Essential elements of a noir tribute crime flick: Lantern jaws under snap brim hats. Redheads bursting out of sheath dresses. And tommy guns blazing crazily. (Let's ignore that firearms debate for 30 seconds.) All are present and correct in the blistering trailer for Gangster Squad, along with rap music (blame Baz Luhrmann) and also Sean Penn, apparently sporting the same prosthetic William Forsythe used in that Warren Beatty Dick Tracy movie.
Someone forgot to cast Marlon Wayans in the latest Scary Movie flick, so he scraped up about $40, on this evidence, and made his own found-footage horror-flick parody, A Haunted House. Close your eyes, imagine what it looks like, then watch the trailer. Spooky, right? Those gang bangers scared by ghosts? Didn't see them coming, did you.
Seems like ages since there's been a based-on-an-unbelievable-yet-true-story-of-WWII movie in the picture houses, but at long last Nazi fetishists can breathe a sigh of relief. Elegantly sporting the Hugo Boss in My Best Enemy is the reliable Moritz Bleibtreu, whose recent career seems to demand that he does so in every other movie.
The surprise commercial hit of last year was The Best Exotic Marigold Hotel, an ensemble flick starring an army of ancient British luvvies including Dowager Queen of Thespia, Maggie Smith. In Quartet, Dustin Hoffman arranges a not-dissimilar cast around the Downton icon expressly for an audience who will barely remember what the film is about by the time they get home from the cinema.
You have Heathers and Means Girls, and then there are all the other high-school movies. Struck by Lightning, a different extrapolation of the concept of the Kurt Hummel character from Glee, looks as though it could fall either way depending on your mood or the time of day. Good stunt casting, though: Allison Janney, Christina Hendricks and Rebel Wilson.

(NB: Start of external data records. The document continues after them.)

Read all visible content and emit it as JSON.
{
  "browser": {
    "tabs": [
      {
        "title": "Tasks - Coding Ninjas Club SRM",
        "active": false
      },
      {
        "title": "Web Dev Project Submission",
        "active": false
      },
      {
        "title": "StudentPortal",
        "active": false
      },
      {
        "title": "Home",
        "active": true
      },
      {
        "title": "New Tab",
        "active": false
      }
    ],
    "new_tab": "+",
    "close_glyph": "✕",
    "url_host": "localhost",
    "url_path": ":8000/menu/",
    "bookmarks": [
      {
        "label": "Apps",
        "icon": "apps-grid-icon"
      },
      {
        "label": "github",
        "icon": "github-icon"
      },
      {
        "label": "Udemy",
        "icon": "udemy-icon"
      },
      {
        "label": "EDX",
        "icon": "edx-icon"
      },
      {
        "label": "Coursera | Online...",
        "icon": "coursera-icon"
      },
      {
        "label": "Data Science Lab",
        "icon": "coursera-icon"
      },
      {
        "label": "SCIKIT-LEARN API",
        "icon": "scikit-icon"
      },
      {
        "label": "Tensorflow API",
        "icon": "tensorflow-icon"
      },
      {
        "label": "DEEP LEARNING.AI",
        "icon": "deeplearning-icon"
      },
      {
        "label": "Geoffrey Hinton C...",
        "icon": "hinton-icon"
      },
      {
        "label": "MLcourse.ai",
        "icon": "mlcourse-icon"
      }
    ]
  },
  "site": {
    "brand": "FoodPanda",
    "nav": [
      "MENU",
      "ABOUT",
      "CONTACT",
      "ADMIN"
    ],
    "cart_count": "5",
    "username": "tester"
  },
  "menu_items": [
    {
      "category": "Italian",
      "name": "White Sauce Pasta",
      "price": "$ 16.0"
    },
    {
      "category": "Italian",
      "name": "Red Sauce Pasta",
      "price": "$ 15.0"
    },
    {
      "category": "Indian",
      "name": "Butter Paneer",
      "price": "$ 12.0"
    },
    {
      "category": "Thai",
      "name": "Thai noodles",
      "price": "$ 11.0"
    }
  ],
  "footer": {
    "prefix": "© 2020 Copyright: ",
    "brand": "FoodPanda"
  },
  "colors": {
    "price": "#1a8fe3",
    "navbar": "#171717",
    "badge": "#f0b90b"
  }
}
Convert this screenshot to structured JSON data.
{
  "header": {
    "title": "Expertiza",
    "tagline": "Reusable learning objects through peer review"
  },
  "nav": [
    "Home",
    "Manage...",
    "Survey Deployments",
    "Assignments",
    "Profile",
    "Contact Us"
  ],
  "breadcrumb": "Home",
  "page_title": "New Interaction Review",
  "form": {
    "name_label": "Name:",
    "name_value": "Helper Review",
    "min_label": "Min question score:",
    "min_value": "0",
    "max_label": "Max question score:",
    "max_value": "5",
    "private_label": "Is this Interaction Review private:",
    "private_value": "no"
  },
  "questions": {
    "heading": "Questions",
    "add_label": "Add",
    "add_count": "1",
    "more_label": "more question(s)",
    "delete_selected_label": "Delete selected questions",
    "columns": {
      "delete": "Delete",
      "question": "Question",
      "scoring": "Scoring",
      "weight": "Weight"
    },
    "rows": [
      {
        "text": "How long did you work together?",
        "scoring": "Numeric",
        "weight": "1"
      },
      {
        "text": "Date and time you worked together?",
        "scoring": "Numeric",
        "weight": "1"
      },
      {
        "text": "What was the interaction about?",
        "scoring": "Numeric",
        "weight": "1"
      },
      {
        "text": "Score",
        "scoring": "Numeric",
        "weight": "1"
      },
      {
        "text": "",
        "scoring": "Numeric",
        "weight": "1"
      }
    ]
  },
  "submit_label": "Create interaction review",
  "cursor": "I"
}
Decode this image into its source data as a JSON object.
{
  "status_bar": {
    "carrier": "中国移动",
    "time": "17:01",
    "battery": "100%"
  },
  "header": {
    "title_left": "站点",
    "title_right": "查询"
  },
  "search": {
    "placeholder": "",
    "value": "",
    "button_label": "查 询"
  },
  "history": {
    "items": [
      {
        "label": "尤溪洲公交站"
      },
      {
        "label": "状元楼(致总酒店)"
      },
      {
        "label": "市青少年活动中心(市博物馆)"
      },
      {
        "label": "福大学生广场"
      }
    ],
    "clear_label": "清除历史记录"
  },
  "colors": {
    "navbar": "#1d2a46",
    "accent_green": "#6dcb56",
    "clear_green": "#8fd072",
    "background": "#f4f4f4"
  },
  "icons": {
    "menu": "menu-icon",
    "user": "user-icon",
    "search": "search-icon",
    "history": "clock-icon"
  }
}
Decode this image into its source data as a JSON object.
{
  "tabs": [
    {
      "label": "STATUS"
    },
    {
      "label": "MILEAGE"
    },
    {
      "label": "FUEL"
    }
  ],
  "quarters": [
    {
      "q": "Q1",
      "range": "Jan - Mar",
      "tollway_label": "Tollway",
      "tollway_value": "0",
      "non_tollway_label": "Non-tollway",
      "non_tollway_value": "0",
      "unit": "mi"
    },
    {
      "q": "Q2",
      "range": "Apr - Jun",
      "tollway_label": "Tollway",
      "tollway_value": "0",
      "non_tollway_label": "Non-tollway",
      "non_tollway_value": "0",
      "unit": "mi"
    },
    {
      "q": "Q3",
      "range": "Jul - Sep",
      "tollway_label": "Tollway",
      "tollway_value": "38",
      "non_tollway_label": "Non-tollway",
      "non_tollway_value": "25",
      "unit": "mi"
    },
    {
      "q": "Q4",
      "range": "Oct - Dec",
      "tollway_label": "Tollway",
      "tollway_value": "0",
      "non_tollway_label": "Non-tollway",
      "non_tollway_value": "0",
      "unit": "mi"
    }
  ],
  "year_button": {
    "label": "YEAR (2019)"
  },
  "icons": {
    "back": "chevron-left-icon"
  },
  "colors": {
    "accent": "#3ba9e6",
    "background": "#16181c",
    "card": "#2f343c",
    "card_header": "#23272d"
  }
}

For high-concept horror movies with the budget of Storage 24, pretty much everything that happens in the plot will be in the trailer. So, the rest of the running time has to be fleshed out with something else. And on the evidence of this trailer, the answer here is acting, particularly by former Dr. Who sidekick Noel Clarke. As an everyday schlub trying to survive the night in a storage facility with a mutated beast on the loose, he gives off an aura of dyspeptic resignation that is strangely persuasive. It's as though Sartre's Huis Clos had a prosthetic monster in it, at least according to this trailer.